Took me about a minute

Took me about 20 seconds.

About 30 seconds.

took me about a minute. At least with this one, if my thinking was defective, I’ve still got a 1 in 3 chance of being right.

Nob

no one cares how much time it took you guys.

Hey Anonymous, if you want to comment could you at least do so using correct English

It should say “On each turn you *and* your friend can take 1, 2, or 3 pennies.”

Had no idea how/time to do this. Looked up the answer and it’s very clever.

yeh no one cares so why do u all hav to showoff?

“Please do NOT post your answer, but do say if you think you have solved the puzzle and HOW LONG IT TOOK [my capitals].”

Probably took me about a minute, which by others’ standards, probably isn’t showing off (and could still be wrong).

Got it in 2 mins.

anyone who claims to have solved the game of nim in seconds without looking up the solution is not being very honest

Took me a few minutes (OK Anonymous I know you are not interested). I’m quite pleased as I have seen this type of puzzle before but not worked out how to do it.

BTW, for the benefit of Mr Colin Barnes, I should point out that I assumed that each penny was perfect with equally perfectly sharp corners.

I can remember how to win when there are 15 matches to draw from, it didn’t take too long to check that it was the same for pennies,

I have one answer but have not checked if I is right or not!

Took me a minute or two to brute force it, but I’m curious about whether there’s an algorithm which would make it easy to figure out strategies for different starting counts and number of coins which can be taken on a turn.

Too easy.

there is, Martin Gardner published it half a century ago in Scientific American, reprinted in one of his books on recreational mathematics. the game is called Nim if you want to google it

I’ve been puzzling over this one for hours and I’ve got nowhere .Anyone who gets this is a better man than I am.

I didn’t time it but it didn’t take long. I’d seen similar (well the same actually, only with thirty coins) so just had to remember the rule to solve the puzzle.

Ah, yes. The Nim-Sum game, which is a bit different to the zero-sum game😀

..and indeed different from the Dim Sum game…..

Aahh! the Non-Nim Dim Sum Sum game, 15 of the beauties on a table and I challenge you to take one.

Easy one, already know how to find the answer for any number of pennies and any number of picking

Well, posting an answer (e.g., “2 coins”) is not really helping in solving the problem or understanding the winning strategy this time, you still need to know how to proceed in the next steps of the game to win, i.e., the correct first step is not a guarantee that one will win. It took me about a minute to figure out the solution but now know the answer for N initial coins.
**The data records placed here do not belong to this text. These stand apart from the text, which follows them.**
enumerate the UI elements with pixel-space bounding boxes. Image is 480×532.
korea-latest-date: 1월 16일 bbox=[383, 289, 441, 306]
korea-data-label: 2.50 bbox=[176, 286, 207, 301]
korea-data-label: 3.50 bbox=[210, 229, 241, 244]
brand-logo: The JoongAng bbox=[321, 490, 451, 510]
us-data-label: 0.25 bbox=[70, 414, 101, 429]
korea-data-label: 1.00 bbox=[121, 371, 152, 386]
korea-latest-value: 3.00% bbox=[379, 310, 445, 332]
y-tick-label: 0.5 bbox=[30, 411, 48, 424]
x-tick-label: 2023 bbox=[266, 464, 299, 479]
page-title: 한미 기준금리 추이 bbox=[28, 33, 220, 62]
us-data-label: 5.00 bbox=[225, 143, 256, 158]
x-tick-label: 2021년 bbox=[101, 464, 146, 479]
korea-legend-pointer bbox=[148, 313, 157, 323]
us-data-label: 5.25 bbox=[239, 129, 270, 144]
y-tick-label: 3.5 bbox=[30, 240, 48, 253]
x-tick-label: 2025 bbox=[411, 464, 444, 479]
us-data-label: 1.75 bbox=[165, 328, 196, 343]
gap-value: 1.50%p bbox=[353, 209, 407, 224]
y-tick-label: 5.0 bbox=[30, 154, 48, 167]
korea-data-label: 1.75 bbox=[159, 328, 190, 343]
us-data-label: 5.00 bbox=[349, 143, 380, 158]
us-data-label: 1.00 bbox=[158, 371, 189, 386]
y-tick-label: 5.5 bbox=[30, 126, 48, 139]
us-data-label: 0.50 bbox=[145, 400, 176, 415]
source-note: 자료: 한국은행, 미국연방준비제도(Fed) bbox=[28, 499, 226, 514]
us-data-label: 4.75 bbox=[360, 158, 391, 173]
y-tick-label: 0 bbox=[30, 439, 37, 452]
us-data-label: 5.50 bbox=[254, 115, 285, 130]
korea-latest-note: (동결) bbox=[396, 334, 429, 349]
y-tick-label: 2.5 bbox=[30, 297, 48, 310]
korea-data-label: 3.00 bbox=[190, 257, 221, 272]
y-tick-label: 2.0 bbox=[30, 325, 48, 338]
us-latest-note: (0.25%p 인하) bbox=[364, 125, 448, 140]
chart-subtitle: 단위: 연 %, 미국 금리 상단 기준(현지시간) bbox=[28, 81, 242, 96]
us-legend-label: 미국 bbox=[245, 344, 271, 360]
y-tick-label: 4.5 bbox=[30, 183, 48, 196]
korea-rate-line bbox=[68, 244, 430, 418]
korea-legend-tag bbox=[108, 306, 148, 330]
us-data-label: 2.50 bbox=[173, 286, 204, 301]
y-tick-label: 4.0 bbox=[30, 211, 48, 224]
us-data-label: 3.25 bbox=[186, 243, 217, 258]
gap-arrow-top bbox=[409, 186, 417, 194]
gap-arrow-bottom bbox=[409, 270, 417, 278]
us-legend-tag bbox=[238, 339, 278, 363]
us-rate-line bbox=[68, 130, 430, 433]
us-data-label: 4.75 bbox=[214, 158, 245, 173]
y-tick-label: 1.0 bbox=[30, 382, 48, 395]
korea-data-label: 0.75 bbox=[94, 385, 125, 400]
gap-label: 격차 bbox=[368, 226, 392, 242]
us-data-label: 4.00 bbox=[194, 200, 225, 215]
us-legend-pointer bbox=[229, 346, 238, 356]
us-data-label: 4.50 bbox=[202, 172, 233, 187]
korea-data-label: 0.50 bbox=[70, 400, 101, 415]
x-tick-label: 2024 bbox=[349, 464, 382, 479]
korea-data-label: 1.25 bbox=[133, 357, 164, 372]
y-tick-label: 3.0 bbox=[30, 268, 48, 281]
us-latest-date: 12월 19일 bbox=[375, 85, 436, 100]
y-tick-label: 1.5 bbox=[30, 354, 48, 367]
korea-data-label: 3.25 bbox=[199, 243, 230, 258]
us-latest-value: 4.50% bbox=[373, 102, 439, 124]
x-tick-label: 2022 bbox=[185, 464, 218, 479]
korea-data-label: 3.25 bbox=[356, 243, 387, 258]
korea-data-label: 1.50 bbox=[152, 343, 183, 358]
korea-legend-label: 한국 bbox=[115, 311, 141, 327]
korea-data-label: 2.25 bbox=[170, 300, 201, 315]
Wasted at least an hour of my time (oh, ok, my employer’s time) but finally got the winning strategy. I thought this was perfect level of difficulty.

my ans is to take one coin. this leaves the maximum no of rounds for my friend to make a mistake. this pzzle is very simple.

Got it in less than a minute🙂

Nice n easy. 15 seconds after 4 beers

Ahh… The Kobayashi Maru test. We change the parameters of the test and take 14 coins, thus leaving one for the opponent who then loses by taking the last coin.

Just over six minutes. I laid out 15 one-sided Q-tips. I pointed the end toward or away depending on if I planned to take them or my imaginary enemy. I pointed the first toward me and the last toward him, then adjusted the rest until I figured it out. Maybe not the fastest solution, but it was fun. Thanks Richard!

5 minutes

Took about a minute. This one didn’t require any out-of-box thinking… just a math problem.

easy

Took a few minutes. I had to work it out on paper. Started trying to lay out a tree to enumerate all the possibilities, then I realized I didn’t need to do that and found a quicker path to the answer.

Solved in less than a minute.

Solved it by working backwards from the 1 coin remaining at his turn.

I took about 5 minutes of thinking about it, and another 5 minutes of checking. Then I realised what the trick was. I started by thinking what would one do if one started with 2, 3 or 4 coins instead of 15, and soon realised there was a pattern.

It would be a good game for an adult to play against a child; allowing the child to go first still gives the adult an advantage if the child doesn’t know the trick – and you can work out how to let the child win if necessary.

I got the answer but it all depends on who your friend is.

Less than a minute — my first strategy had my opponent winning, but I caught the error.

Three and a half months.